田縣神社には男茎形が祀られ、毎年3月に天下の奇祭と言われる豊年祭が行われることで有名で、玉姫命は子宝の神として祀られています。

建稲種命の子を祀る神社
建稲種命には玉姫命とは別の女性との間に建蘇美命(たけそみのみこと)という子がいます。建蘇美命は日本武尊の東征に従軍したとされています。また、東征後は額田(ぬかた)地区の開拓に尽くしました。そのためこの地域は「蘇美郷」と呼ばれていました。
建稲種命(たけいなだねのみこと)の悲劇
建稲種命は日本武尊の副将軍として東征に出かけました。日本武尊は陸行で陸奥を目指しましたが、建稲種命は山間部を坂東(関東地方)に向かい房総半島北部で日本武尊らと合流しました。そして蝦夷の地で賊らと戦った後、甲斐の酒折宮まで同行しました。ここで日本武尊と別れ、建稲種命は日本武尊ら尾張での再会を誓って、帰路は山道を駿河まで向かい、海路で尾張に戻ることにしました。建稲種命は日本武尊の東征を宮簀媛(みやすひめ)にいち早く知らせたかったのだと思います。
建稲種命が日本武尊と別れたのが酒折宮と伝えるのは『尾張国熱田大神宮縁起』です。建稲種命は現在の見延線に沿った道を南下し清水経由で駿河に至ったと考えます。別れ際、日本武尊と過ごし、火高の地にいる宮簀媛のことを話し合ったのかもしれません。日本武尊は以下の歌を詠んでいます。
あゆちがた ひかみあねこは われこむと とこさるらむや あはれあねこを
(火上は現在の名古屋市大高の氷上姉子神社です。ここに宮簀媛の館がありました。)
清水の海岸から出航した建稲種命は、駿河湾の大海原を航行していました。そのとき、美しい声で鳴く鳥(ミサゴ)を見つけ、尊に献上したらお喜びになると思い、捕らえようとして帆を上げ追いかけました。すると急に風波が強くなって船が沈没してしまいました。そして建稲種命は海に消えてしまいました。
日本武尊がそれを知ったのは、東征後、甲斐、信濃国を過ぎ、尾張に戻ってきたときです。岐阜県と愛知県の県境に内津(うつつ)峠があります。
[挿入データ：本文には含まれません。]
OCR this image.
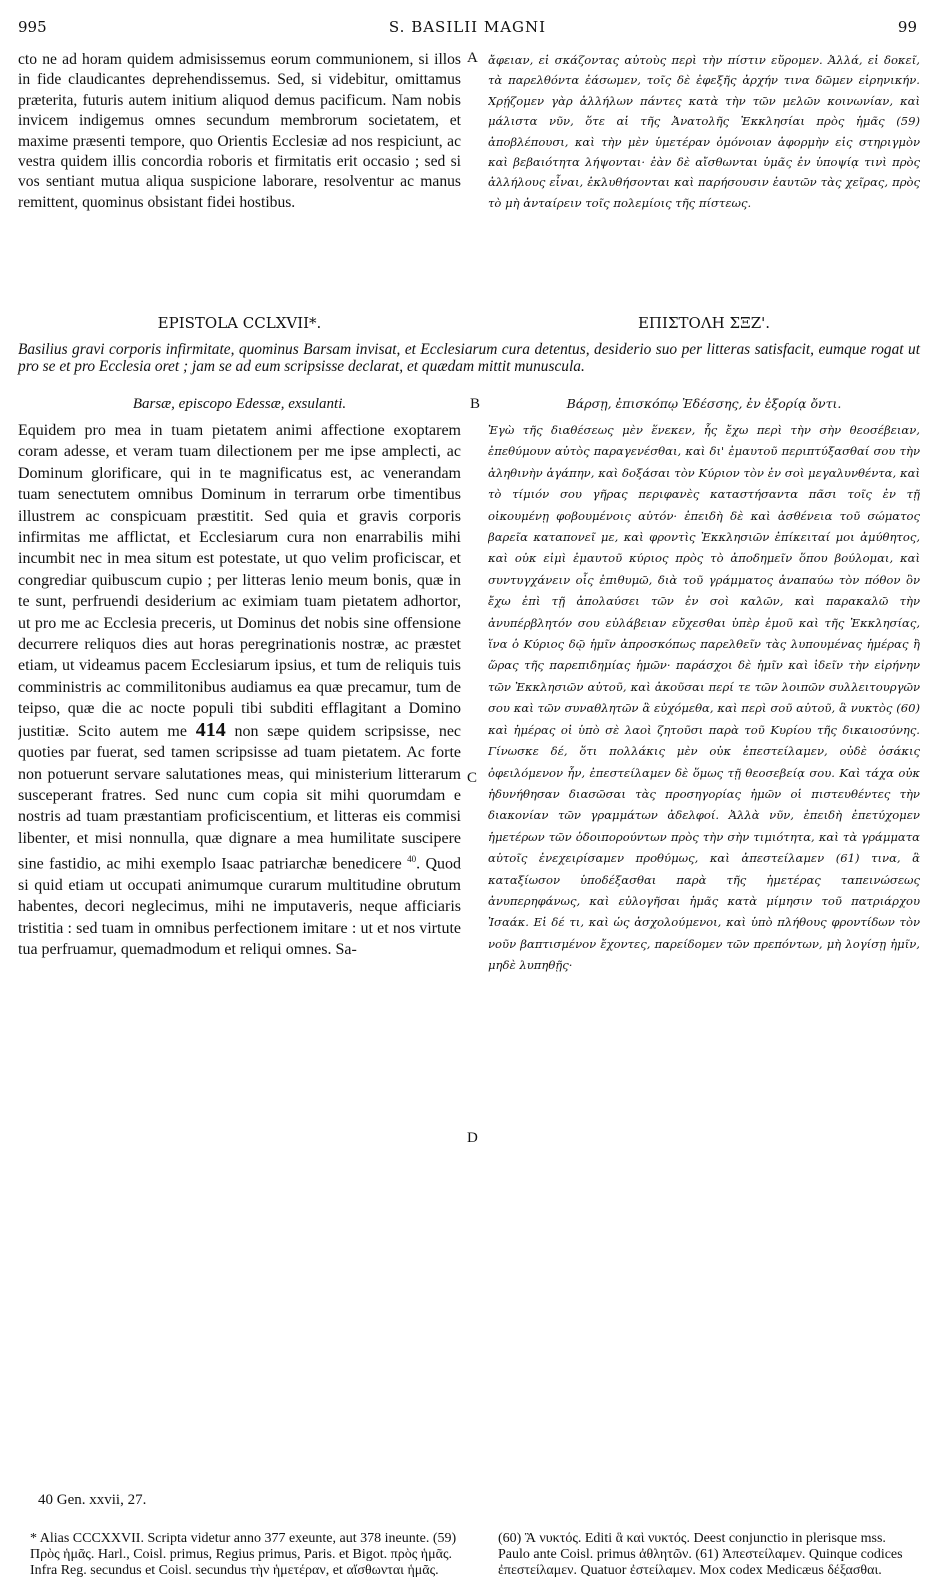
995	S. BASILII MAGNI	99

cto ne ad horam quidem admisissemus eorum communionem, si illos in fide claudicantes deprehendissemus. Sed, si videbitur, omittamus præterita, futuris autem initium aliquod demus pacificum. Nam nobis invicem indigemus omnes secundum membrorum societatem, et maxime præsenti tempore, quo Orientis Ecclesiæ ad nos respiciunt, ac vestra quidem illis concordia roboris et firmitatis erit occasio ; sed si vos sentiant mutua aliqua suspicione laborare, resolventur ac manus remittent, quominus obsistant fidei hostibus.

A ἄφειαν, εἰ σκάζοντας αὐτοὺς περὶ τὴν πίστιν εὕρομεν. Ἀλλά, εἰ δοκεῖ, τὰ παρελθόντα ἐάσωμεν, τοῖς δὲ ἐφεξῆς ἀρχήν τινα δῶμεν εἰρηνικήν. Χρῄζομεν γὰρ ἀλλήλων πάντες κατὰ τὴν τῶν μελῶν κοινωνίαν, καὶ μάλιστα νῦν, ὅτε αἱ τῆς Ἀνατολῆς Ἐκκλησίαι πρὸς ἡμᾶς (59) ἀποβλέπουσι, καὶ τὴν μὲν ὑμετέραν ὁμόνοιαν ἀφορμὴν εἰς στηριγμὸν καὶ βεβαιότητα λήψονται· ἐὰν δὲ αἴσθωνται ὑμᾶς ἐν ὑποψίᾳ τινὶ πρὸς ἀλλήλους εἶναι, ἐκλυθήσονται καὶ παρήσουσιν ἑαυτῶν τὰς χεῖρας, πρὸς τὸ μὴ ἀνταίρειν τοῖς πολεμίοις τῆς πίστεως.

EPISTOLA CCLXVII*.	ΕΠΙΣΤΟΛΗ ΣΞΖ'.
Basilius gravi corporis infirmitate, quominus Barsam invisat, et Ecclesiarum cura detentus, desiderio suo per litteras satisfacit, eumque rogat ut pro se et pro Ecclesia oret ; jam se ad eum scripsisse declarat, et quædam mittit munuscula.
Barsæ, episcopo Edessæ, exsulanti.	B	Βάρσῃ, ἐπισκόπῳ Ἐδέσσης, ἐν ἐξορίᾳ ὄντι.

Equidem pro mea in tuam pietatem animi affectione exoptarem coram adesse, et veram tuam dilectionem per me ipse amplecti, ac Dominum glorificare, qui in te magnificatus est, ac venerandam tuam senectutem omnibus Dominum in terrarum orbe timentibus illustrem ac conspicuam præstitit. Sed quia et gravis corporis infirmitas me afflictat, et Ecclesiarum cura non enarrabilis mihi incumbit nec in mea situm est potestate, ut quo velim proficiscar, et congrediar quibuscum cupio ; per litteras lenio meum bonis, quæ in te sunt, perfruendi desiderium ac eximiam tuam pietatem adhortor, ut pro me ac Ecclesia preceris, ut Dominus det nobis sine offensione decurrere reliquos dies aut horas peregrinationis nostræ, ac præstet etiam, ut videamus pacem Ecclesiarum ipsius, et tum de reliquis tuis comministris ac commilitonibus audiamus ea quæ precamur, tum de teipso, quæ die ac nocte populi tibi subditi efflagitant a Domino justitiæ. Scito autem me 414 non sæpe quidem scripsisse, nec quoties par fuerat, sed tamen scripsisse ad tuam pietatem. Ac forte non potuerunt servare salutationes meas, qui ministerium litterarum susceperant fratres. Sed nunc cum copia sit mihi quorumdam e nostris ad tuam præstantiam proficiscentium, et litteras eis commisi libenter, et misi nonnulla, quæ dignare a mea humilitate suscipere sine fastidio, ac mihi exemplo Isaac patriarchæ benedicere $^{40}$. Quod si quid etiam ut occupati animumque curarum multitudine obrutum habentes, decori neglecimus, mihi ne imputaveris, neque afficiaris tristitia : sed tuam in omnibus perfectionem imitare : ut et nos virtute tua perfruamur, quemadmodum et reliqui omnes. Sa-

C
D

Ἐγὼ τῆς διαθέσεως μὲν ἕνεκεν, ἧς ἔχω περὶ τὴν σὴν θεοσέβειαν, ἐπεθύμουν αὐτὸς παραγενέσθαι, καὶ δι' ἐμαυτοῦ περιπτύξασθαί σου τὴν ἀληθινὴν ἀγάπην, καὶ δοξάσαι τὸν Κύριον τὸν ἐν σοὶ μεγαλυνθέντα, καὶ τὸ τίμιόν σου γῆρας περιφανὲς καταστήσαντα πᾶσι τοῖς ἐν τῇ οἰκουμένῃ φοβουμένοις αὐτόν· ἐπειδὴ δὲ καὶ ἀσθένεια τοῦ σώματος βαρεῖα καταπονεῖ με, καὶ φροντὶς Ἐκκλησιῶν ἐπίκειταί μοι ἀμύθητος, καὶ οὐκ εἰμὶ ἐμαυτοῦ κύριος πρὸς τὸ ἀποδημεῖν ὅπου βούλομαι, καὶ συντυγχάνειν οἷς ἐπιθυμῶ, διὰ τοῦ γράμματος ἀναπαύω τὸν πόθον ὃν ἔχω ἐπὶ τῇ ἀπολαύσει τῶν ἐν σοὶ καλῶν, καὶ παρακαλῶ τὴν ἀνυπέρβλητόν σου εὐλάβειαν εὔχεσθαι ὑπὲρ ἐμοῦ καὶ τῆς Ἐκκλησίας, ἵνα ὁ Κύριος δῷ ἡμῖν ἀπροσκόπως παρελθεῖν τὰς λυπουμένας ἡμέρας ἢ ὥρας τῆς παρεπιδημίας ἡμῶν· παράσχοι δὲ ἡμῖν καὶ ἰδεῖν τὴν εἰρήνην τῶν Ἐκκλησιῶν αὐτοῦ, καὶ ἀκοῦσαι περί τε τῶν λοιπῶν συλλειτουργῶν σου καὶ τῶν συναθλητῶν ἃ εὐχόμεθα, καὶ περὶ σοῦ αὐτοῦ, ἃ νυκτὸς (60) καὶ ἡμέρας οἱ ὑπὸ σὲ λαοὶ ζητοῦσι παρὰ τοῦ Κυρίου τῆς δικαιοσύνης. Γίνωσκε δέ, ὅτι πολλάκις μὲν οὐκ ἐπεστείλαμεν, οὐδὲ ὁσάκις ὀφειλόμενον ἦν, ἐπεστείλαμεν δὲ ὅμως τῇ θεοσεβείᾳ σου. Καὶ τάχα οὐκ ἠδυνήθησαν διασῶσαι τὰς προσηγορίας ἡμῶν οἱ πιστευθέντες τὴν διακονίαν τῶν γραμμάτων ἀδελφοί. Ἀλλὰ νῦν, ἐπειδὴ ἐπετύχομεν ἡμετέρων τῶν ὁδοιπορούντων πρὸς τὴν σὴν τιμιότητα, καὶ τὰ γράμματα αὐτοῖς ἐνεχειρίσαμεν προθύμως, καὶ ἀπεστείλαμεν (61) τινα, ἃ καταξίωσον ὑποδέξασθαι παρὰ τῆς ἡμετέρας ταπεινώσεως ἀνυπερηφάνως, καὶ εὐλογῆσαι ἡμᾶς κατὰ μίμησιν τοῦ πατριάρχου Ἰσαάκ. Εἰ δέ τι, καὶ ὡς ἀσχολούμενοι, καὶ ὑπὸ πλήθους φροντίδων τὸν νοῦν βαπτισμένον ἔχοντες, παρείδομεν τῶν πρεπόντων, μὴ λογίσῃ ἡμῖν, μηδὲ λυπηθῇς·

40 Gen. xxvii, 27.
* Alias CCCXXVII. Scripta videtur anno 377 exeunte, aut 378 ineunte. (59) Πρὸς ἡμᾶς. Harl., Coisl. primus, Regius primus, Paris. et Bigot. πρὸς ἡμᾶς. Infra Reg. secundus et Coisl. secundus τὴν ἡμετέραν, et αἴσθωνται ἡμᾶς.
(60) Ἃ νυκτός. Editi ἃ καὶ νυκτός. Deest conjunctio in plerisque mss. Paulo ante Coisl. primus ἀθλητῶν. (61) Ἀπεστείλαμεν. Quinque codices ἐπεστείλαμεν. Quatuor ἐστείλαμεν. Mox codex Medicæus δέξασθαι.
愛知県春日井市の内々(うつつ)神社にこの時の様子が伝わっています。
記紀には何一つ書かれていない出来事ですが、その理由はわかりません。
日本武尊一行が内々峠近くまで来た時、久米八腹(くめのやはら)という者が早馬で駆けてきました。久米は、東海道を通って戻っていた建稲種命が駿河の海で水死したと知らせたのです。これを聞いた日本武尊は大いに悲しみ「ああ現哉々々(うつつかな)」と嘆きました。そして、峠を少し下りたところに神社を建て建稲種命の霊を祀りました。ここは奥之院です。これが内々(うつつ)神社の由緒です。
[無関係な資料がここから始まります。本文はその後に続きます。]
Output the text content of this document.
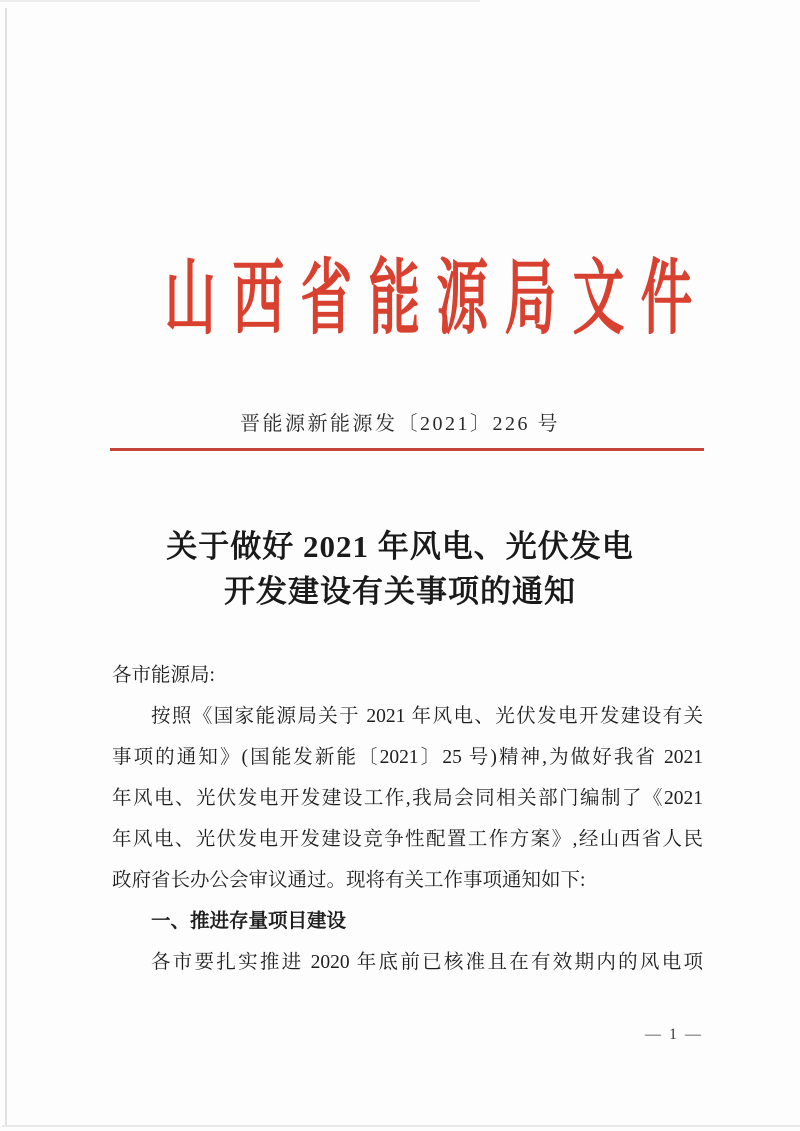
山西省能源局文件
晋能源新能源发〔2021〕226 号
关于做好 2021 年风电、光伏发电
开发建设有关事项的通知
各市能源局:
按照《国家能源局关于 2021 年风电、光伏发电开发建设有关
事项的通知》(国能发新能〔2021〕25 号)精神,为做好我省 2021
年风电、光伏发电开发建设工作,我局会同相关部门编制了《2021
年风电、光伏发电开发建设竞争性配置工作方案》,经山西省人民
政府省长办公会审议通过。现将有关工作事项通知如下:
一、推进存量项目建设
各市要扎实推进 2020 年底前已核准且在有效期内的风电项
— 1 —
*この時代に馬が使われていたという記録はないので、この話は江戸時代の創作であろうとも言われています。
この話は『熱田神宮縁起』では場所が異なっています。
早馬で駆けつけてきた久米八腹と出会ったのは峠を過ぎた篠木村(春日井市と小牧市一部)でした。駿河の海で、美しい羽を持ち、美しい声で鳴く鳥を見つけ、尊に献上したらお喜びになると思い船の帆を上げ追いかけて捕らえようとしたところ、急に風波が強くなって船が沈没してしまった。建稲種命水死したと報告したことが書かれています。
遭難後の建稲種命の様子がわかる神社
祭神は建稲種命です。
知多半島先端の師崎(もろざき)は建稲種命と妻の玉姫が住んでいたところとされ、羽豆岬の待合浦近くに羽豆神社があります。建稲種命は毎日の様に風光明媚な羽豆岬を散歩していたと伝わっています。建稲種命が日本武尊に従って東征に向かうこととなり(この地では建稲種命は水軍を率いて出陣したとされています)、玉姫は帰りをずっと待ち続けていたことから「待合浦」と呼ばれていたと言われています。
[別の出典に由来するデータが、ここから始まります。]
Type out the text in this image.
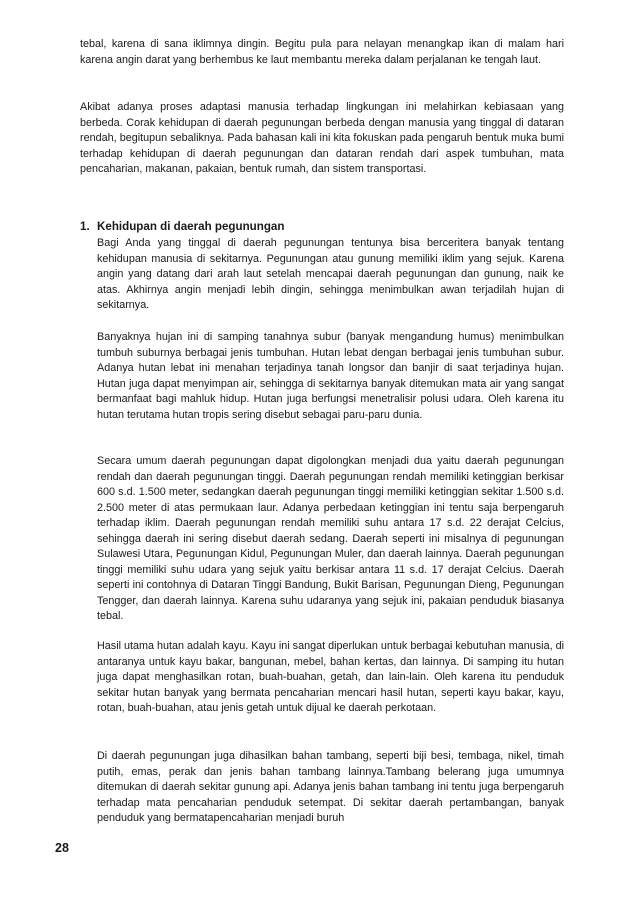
tebal, karena di sana iklimnya dingin. Begitu pula para nelayan menangkap ikan di malam hari karena angin darat yang berhembus ke laut membantu mereka dalam perjalanan ke tengah laut.

Akibat adanya proses adaptasi manusia terhadap lingkungan ini melahirkan kebiasaan yang berbeda. Corak kehidupan di daerah pegunungan berbeda dengan manusia yang tinggal di dataran rendah, begitupun sebaliknya. Pada bahasan kali ini kita fokuskan pada pengaruh bentuk muka bumi terhadap kehidupan di daerah pegunungan dan dataran rendah dari aspek tumbuhan, mata pencaharian, makanan, pakaian, bentuk rumah, dan sistem transportasi.

1. Kehidupan di daerah pegunungan

Bagi Anda yang tinggal di daerah pegunungan tentunya bisa berceritera banyak tentang kehidupan manusia di sekitarnya. Pegunungan atau gunung memiliki iklim yang sejuk. Karena angin yang datang dari arah laut setelah mencapai daerah pegunungan dan gunung, naik ke atas. Akhirnya angin menjadi lebih dingin, sehingga menimbulkan awan terjadilah hujan di sekitarnya.

Banyaknya hujan ini di samping tanahnya subur (banyak mengandung humus) menimbulkan tumbuh suburnya berbagai jenis tumbuhan. Hutan lebat dengan berbagai jenis tumbuhan subur. Adanya hutan lebat ini menahan terjadinya tanah longsor dan banjir di saat terjadinya hujan. Hutan juga dapat menyimpan air, sehingga di sekitarnya banyak ditemukan mata air yang sangat bermanfaat bagi mahluk hidup. Hutan juga berfungsi menetralisir polusi udara. Oleh karena itu hutan terutama hutan tropis sering disebut sebagai paru-paru dunia.

Secara umum daerah pegunungan dapat digolongkan menjadi dua yaitu daerah pegunungan rendah dan daerah pegunungan tinggi. Daerah pegunungan rendah memiliki ketinggian berkisar 600 s.d. 1.500 meter, sedangkan daerah pegunungan tinggi memiliki ketinggian sekitar 1.500 s.d. 2.500 meter di atas permukaan laur. Adanya perbedaan ketinggian ini tentu saja berpengaruh terhadap iklim. Daerah pegunungan rendah memiliki suhu antara 17 s.d. 22 derajat Celcius, sehingga daerah ini sering disebut daerah sedang. Daerah seperti ini misalnya di pegunungan Sulawesi Utara, Pegunungan Kidul, Pegunungan Muler, dan daerah lainnya. Daerah pegunungan tinggi memiliki suhu udara yang sejuk yaitu berkisar antara 11 s.d. 17 derajat Celcius. Daerah seperti ini contohnya di Dataran Tinggi Bandung, Bukit Barisan, Pegunungan Dieng, Pegunungan Tengger, dan daerah lainnya. Karena suhu udaranya yang sejuk ini, pakaian penduduk biasanya tebal.

Hasil utama hutan adalah kayu. Kayu ini sangat diperlukan untuk berbagai kebutuhan manusia, di antaranya untuk kayu bakar, bangunan, mebel, bahan kertas, dan lainnya. Di samping itu hutan juga dapat menghasilkan rotan, buah-buahan, getah, dan lain-lain. Oleh karena itu penduduk sekitar hutan banyak yang bermata pencaharian mencari hasil hutan, seperti kayu bakar, kayu, rotan, buah-buahan, atau jenis getah untuk dijual ke daerah perkotaan.

Di daerah pegunungan juga dihasilkan bahan tambang, seperti biji besi, tembaga, nikel, timah putih, emas, perak dan jenis bahan tambang lainnya.Tambang belerang juga umumnya ditemukan di daerah sekitar gunung api. Adanya jenis bahan tambang ini tentu juga berpengaruh terhadap mata pencaharian penduduk setempat. Di sekitar daerah pertambangan, banyak penduduk yang bermatapencaharian menjadi buruh

28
駿河の海で亡くなった建稲種命の遺骸が流れ着いた場所が「亀岩」で、幡頭海岸の4番組とされています。4番組は欠(かけ )と呼ばれたことから、欠の亀岩と呼ばれています。 渥美半島と知多牛島にはさまれた三河湾沿岸の蛭子(ひるこ)岬に鎮座しています。
衣服・遺骸が流れ着いたのは無理がある。
船で運ばれてきたとかんがえてよいかもしれない。
祭神は建稲種命で誉多別命、大物主命が合祀されています。
日本武尊の東征に「幡頭」(はたがしら)として従った建稲種命は帰途に伊豆の海で亡くなりました。その後、遺骸が蛭子(えびす)岬(宮崎海岸)に流れ着いたので村人が丘上に祀りました。702年のこと(大宝2年)文武天皇は夢で建稲種命の墓ががあることを告げられました。そこで、勅命により社殿を造営し、矛を納めて御神体としたというのが由緒です。
後に「幡頭」は「幡豆」と書かれるようになりました。
また、建稲種命が着ていた衣が流れ着いたところから「衣(きぬ)が浦」という地名がついたところもあります。
建稲種命を祀る神社
現在は犬山城の下にありますが、元は天守閣付近に鎮座していました。
尾治針名根連命(おわりはりなねむらじのみこと)を主祭神として、建稲種命、玉姫命、大荒田命、尻調根命(尾綱根命)健多乎利(たけだおり)命-建稲種命の祖父、他を祀っています
鳥居の横に「尾張名称発源之地」と掘られた石碑が立っています。これはここが尾張国の地名発祥の地と言われていることによるものです。
地名の小針は「おばり」→「おはり」→「おわり」を連想させます。建稲種命と玉姫命が住んでいた所とも言われています。
この辺りはかつて愛知県の名称起源とされる「年魚市潟(あゆちがた)」が広がっていました。船団の出発地の一つと考えられます。
成海神社の旧社地です。もともとここにあったのですが、鳴海城を築くこととなり現在地に移転しました。